Even in former births the Lord showed His innate, disinterested, and immense love towards all creatures, and identified himself with all beings. For this reason we ought to have the utmost faith in Buddha, the Lord. This will be instanced by the following great performance of the Lord in a previous birth, which has been celebrated by my guru, a venerator of the Three Jewels, an authority because of his thorough study of virtues, and beloved by his own guru by virtue of his religious practices.

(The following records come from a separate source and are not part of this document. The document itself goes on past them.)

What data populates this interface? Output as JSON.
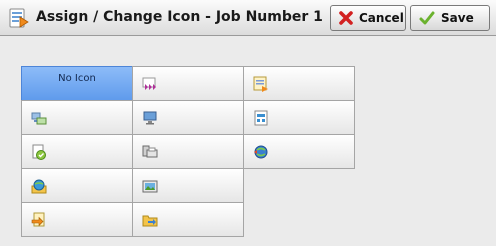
{
  "window": {
    "title": "Assign / Change Icon - Job Number 1",
    "title_icon": "assign-icon-icon"
  },
  "toolbar": {
    "cancel_label": "Cancel",
    "cancel_icon": "red-x-icon",
    "save_label": "Save",
    "save_icon": "green-check-icon"
  },
  "icon_grid": {
    "selected_label": "No Icon",
    "options": [
      "no-icon",
      "purple-arrows-icon",
      "document-share-icon",
      "folder-transfer-icon",
      "computer-icon",
      "document-list-icon",
      "approved-document-icon",
      "fax-printer-icon",
      "globe-arrows-icon",
      "globe-folder-icon",
      "image-scan-icon",
      "document-arrow-icon",
      "folder-arrow-icon"
    ]
  },
  "colors": {
    "selected_fill": "#6fa8f2",
    "title_bar": "#e6e6e6",
    "cancel_icon": "#d22020",
    "save_icon": "#6bb22e"
  }
}
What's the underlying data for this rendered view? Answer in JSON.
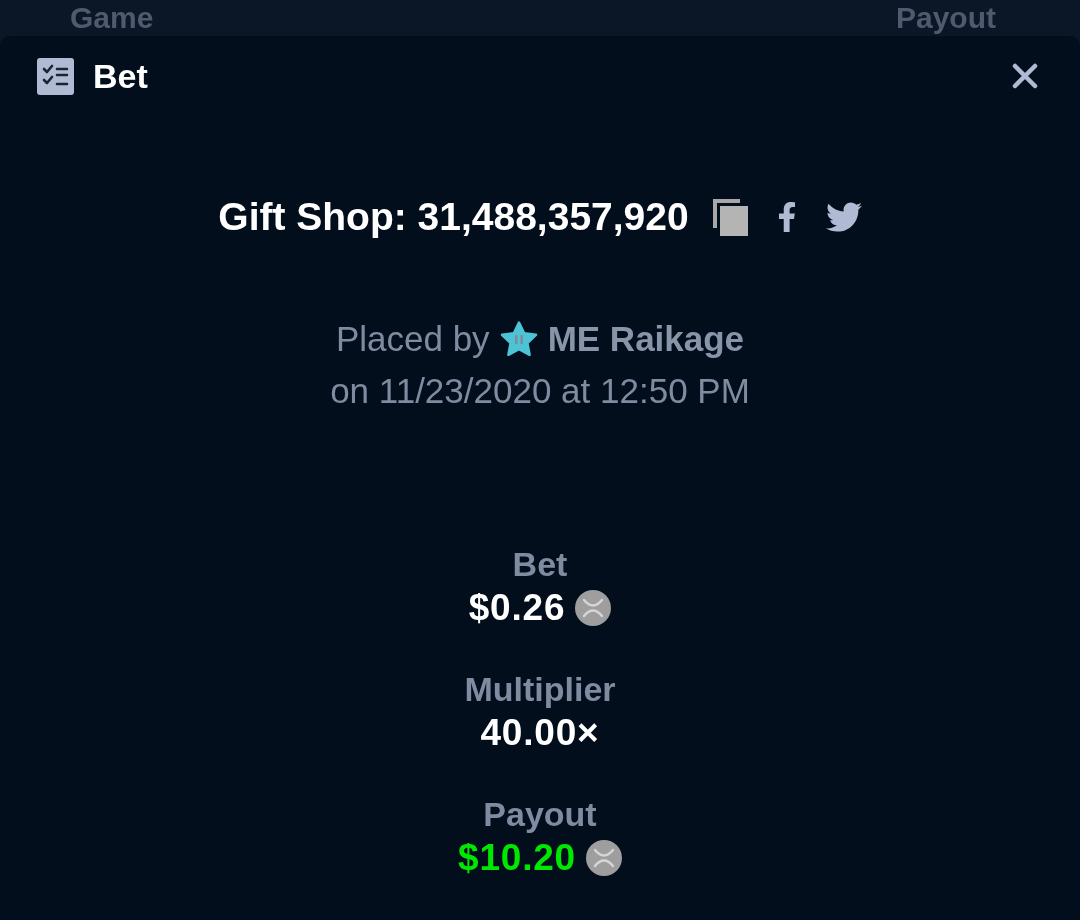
{
  "backdrop": {
    "column_headers": [
      "Game",
      "Payout"
    ]
  },
  "modal": {
    "title": "Bet"
  },
  "bet": {
    "heading": "Gift Shop: 31,488,357,920"
  },
  "placed": {
    "prefix": "Placed by",
    "user": "ME Raikage",
    "timestamp": "on 11/23/2020 at 12:50 PM"
  },
  "stats": [
    {
      "label": "Bet",
      "value": "$0.26",
      "kind": "currency",
      "color": "#ffffff"
    },
    {
      "label": "Multiplier",
      "value": "40.00×",
      "kind": "plain",
      "color": "#ffffff"
    },
    {
      "label": "Payout",
      "value": "$10.20",
      "kind": "currency",
      "color": "#00e701"
    }
  ]
}
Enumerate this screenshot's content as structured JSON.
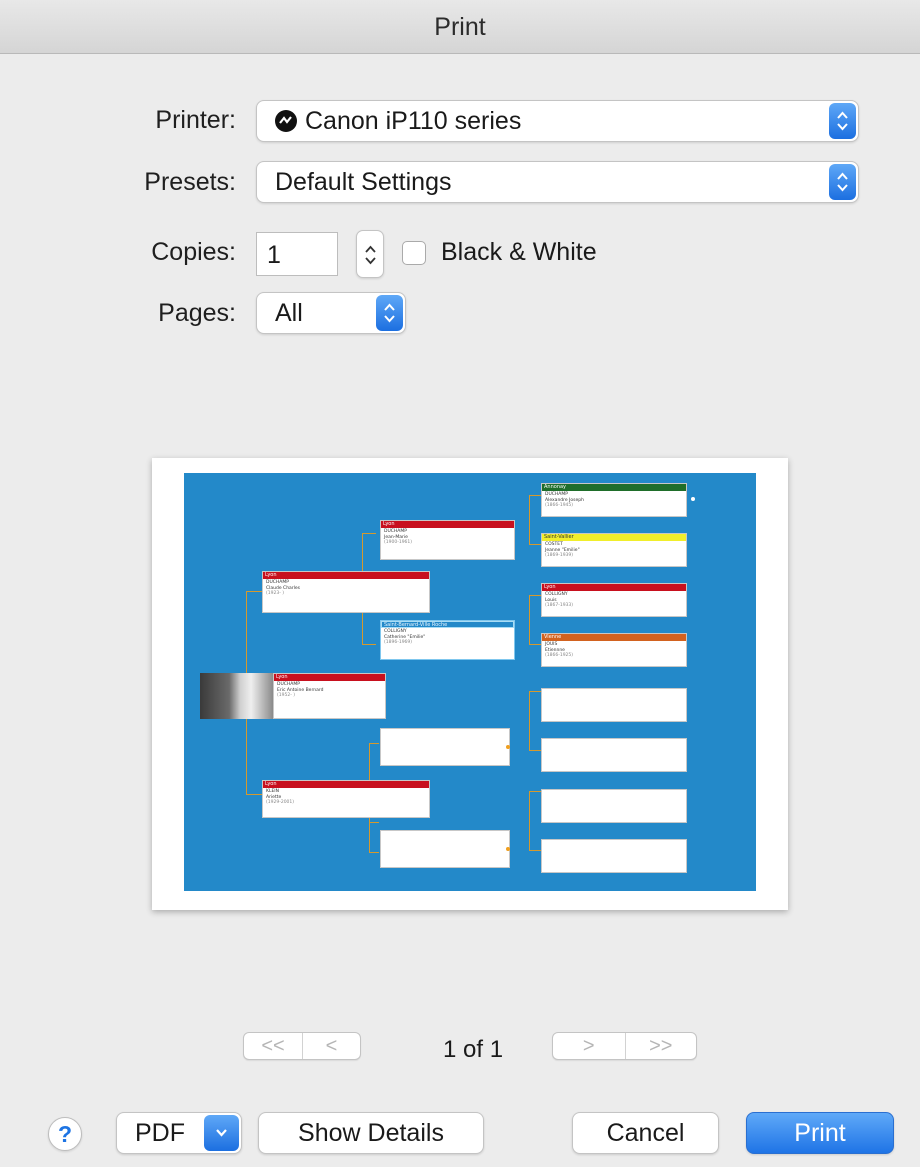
{
  "window": {
    "title": "Print"
  },
  "form": {
    "printer_label": "Printer:",
    "printer_value": "Canon iP110 series",
    "presets_label": "Presets:",
    "presets_value": "Default Settings",
    "copies_label": "Copies:",
    "copies_value": "1",
    "bw_label": "Black & White",
    "bw_checked": false,
    "pages_label": "Pages:",
    "pages_value": "All"
  },
  "preview": {
    "page_indicator": "1 of 1",
    "nav_first": "<<",
    "nav_prev": "<",
    "nav_next": ">",
    "nav_last": ">>",
    "tree": {
      "root": {
        "place": "Lyon",
        "surname": "DUCHAMP",
        "given": "Eric Antoine Bernard",
        "dates": "(1952- )"
      },
      "father": {
        "place": "Lyon",
        "surname": "DUCHAMP",
        "given": "Claude Charles",
        "dates": "(1923- )"
      },
      "mother": {
        "place": "Lyon",
        "surname": "KLEIN",
        "given": "Ariette",
        "dates": "(1929-2001)"
      },
      "pgf": {
        "place": "Lyon",
        "surname": "DUCHAMP",
        "given": "Jean-Marie",
        "dates": "(1900-1961)"
      },
      "pgm": {
        "place": "Saint-Bernard-Ville Roche",
        "surname": "COLLIGNY",
        "given": "Catherine \"Emilie\"",
        "dates": "(1896-1969)"
      },
      "ggf1": {
        "place": "Annonay",
        "surname": "DUCHAMP",
        "given": "Alexandre Joseph",
        "dates": "(1866-1945)"
      },
      "ggm1": {
        "place": "Saint-Vallier",
        "surname": "COSTET",
        "given": "Jeanne \"Emilie\"",
        "dates": "(1869-1939)"
      },
      "ggf2": {
        "place": "Lyon",
        "surname": "COLLIGNY",
        "given": "Louis",
        "dates": "(1867-1933)"
      },
      "ggm2": {
        "place": "Vienne",
        "surname": "JOUIS",
        "given": "Etiennne",
        "dates": "(1866-1925)"
      }
    },
    "colors": {
      "background": "#2389c9",
      "connector": "#d4992e",
      "header_red": "#c8101e",
      "header_green": "#1f6e2a",
      "header_yellow": "#f1ee2b",
      "header_orange": "#d2621f",
      "header_outline": "#2389c9"
    }
  },
  "buttons": {
    "help": "?",
    "pdf": "PDF",
    "show_details": "Show Details",
    "cancel": "Cancel",
    "print": "Print"
  }
}
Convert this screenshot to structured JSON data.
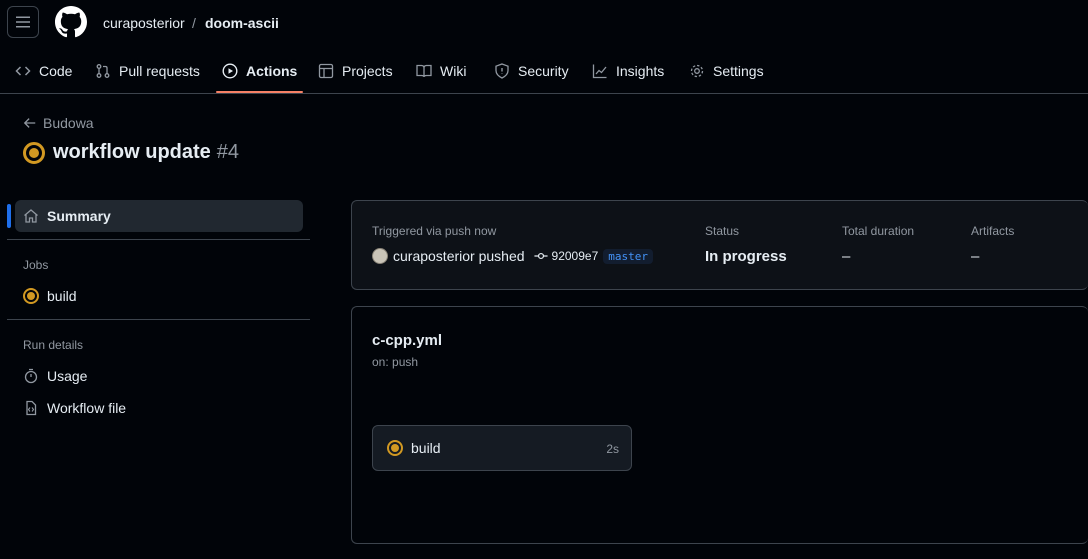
{
  "header": {
    "owner": "curaposterior",
    "separator": "/",
    "repo": "doom-ascii"
  },
  "tabs": [
    {
      "label": "Code",
      "icon": "code-icon"
    },
    {
      "label": "Pull requests",
      "icon": "git-pull-request-icon"
    },
    {
      "label": "Actions",
      "icon": "play-icon",
      "active": true
    },
    {
      "label": "Projects",
      "icon": "table-icon"
    },
    {
      "label": "Wiki",
      "icon": "book-icon"
    },
    {
      "label": "Security",
      "icon": "shield-icon"
    },
    {
      "label": "Insights",
      "icon": "graph-icon"
    },
    {
      "label": "Settings",
      "icon": "gear-icon"
    }
  ],
  "run": {
    "back_label": "Budowa",
    "title": "workflow update",
    "number": "#4"
  },
  "sidebar": {
    "summary_label": "Summary",
    "jobs_heading": "Jobs",
    "jobs": [
      {
        "label": "build"
      }
    ],
    "run_details_heading": "Run details",
    "details": [
      {
        "label": "Usage",
        "icon": "stopwatch-icon"
      },
      {
        "label": "Workflow file",
        "icon": "file-code-icon"
      }
    ]
  },
  "summary": {
    "trigger_label": "Triggered via push now",
    "actor": "curaposterior pushed",
    "commit": "92009e7",
    "branch": "master",
    "status_label": "Status",
    "status_value": "In progress",
    "duration_label": "Total duration",
    "duration_value": "–",
    "artifacts_label": "Artifacts",
    "artifacts_value": "–"
  },
  "workflow": {
    "name": "c-cpp.yml",
    "trigger": "on: push",
    "job_name": "build",
    "job_duration": "2s"
  },
  "colors": {
    "background": "#010409",
    "accent_underline": "#f78166",
    "in_progress": "#d29922",
    "active_indicator": "#1f6feb",
    "branch_text": "#4493f8"
  }
}
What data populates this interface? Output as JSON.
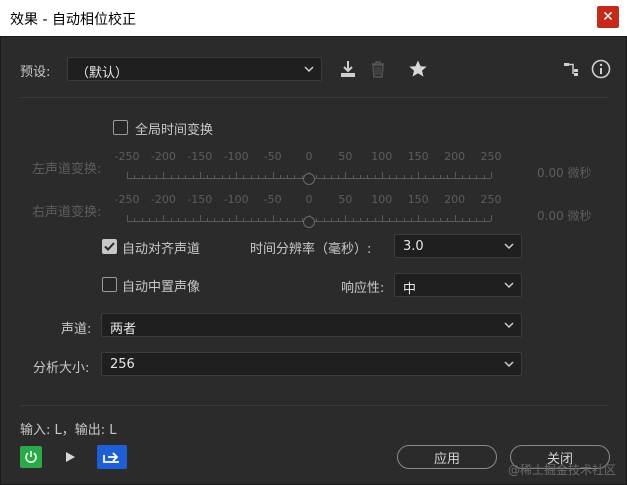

In the time that the Bodhisattva, who afterwards became our Lord, benefited the world by manifold outpourings of his compassion: gifts, kind words, succour, and similar blameless deeds of a wisdom-cultivating mind, quite in accordance with the excessive engagements to which he had bound himself, he took his birth in a most eminent and mighty family of Brâhmans, distinguished by the purity of their conduct owing to their attachment to their (religious) duties. Being purified by the gâtakarma and the other sacraments in due order, he grew up and in a short time, owing to the innate quickness of his understanding, the excellent aid in his studies, his eagerness for learning and his zeal, he obtained the mastership in the eighteen branches of science and in all the arts (kalâs) which were not incompatible with the custom of his family.

5. To the Brâhmans he was (an authority) like the Holy Writ; to the Kshatriyas as venerable as a king; to the masses he appeared like the embodied Thousand-eyed One[23]; to those who longed for knowledge he was a helpful father.

In consequence of his prosperous destiny (the result of merits formerly earned), a large store of wealth, distinction, and fame fell to his share. But the Bodhisattva took no delight in such things. His thoughts had been purified by his constant study of the Law, and he had become familiar with world-renunciation.

6. His former behaviour had wholly cleared his mind, he saw the many kinds of sin which beset (worldly) pleasures. So he shook off the householder's state, as if it were an illness, and retired to some plateau, which he adorned by his presence.

7. There, both by his detachment from the world and by his wisdom-brightened tranquillity, he confounded, as it were, the people in the world, who by attachment to bad occupations are disinclined for the calmness of the wise.

8. His calmness full of friendliness spread about, it seems, and penetrated into the hearts of the ferocious animals so as to make them cease injuring one another and live like ascetics.

9. By dint of the pureness of his conduct, his self-control, his contentment, and his compassion, he was no less a friend even to the people in the world, who were unknown to him, than all creatures were friends to him.

10. As he wanted little, he did not know the art of hypocrisy, and he had abandoned the desire for gain, glory, and pleasures. So he caused even the deities to be propitious and worshipful towards him.

11. On the other hand, those whose affection he had gained (in his former state) by his virtues, hearing of his ascetic life, left their families and their relations and went up to him as to the embodied Salvation, in order to become his disciples.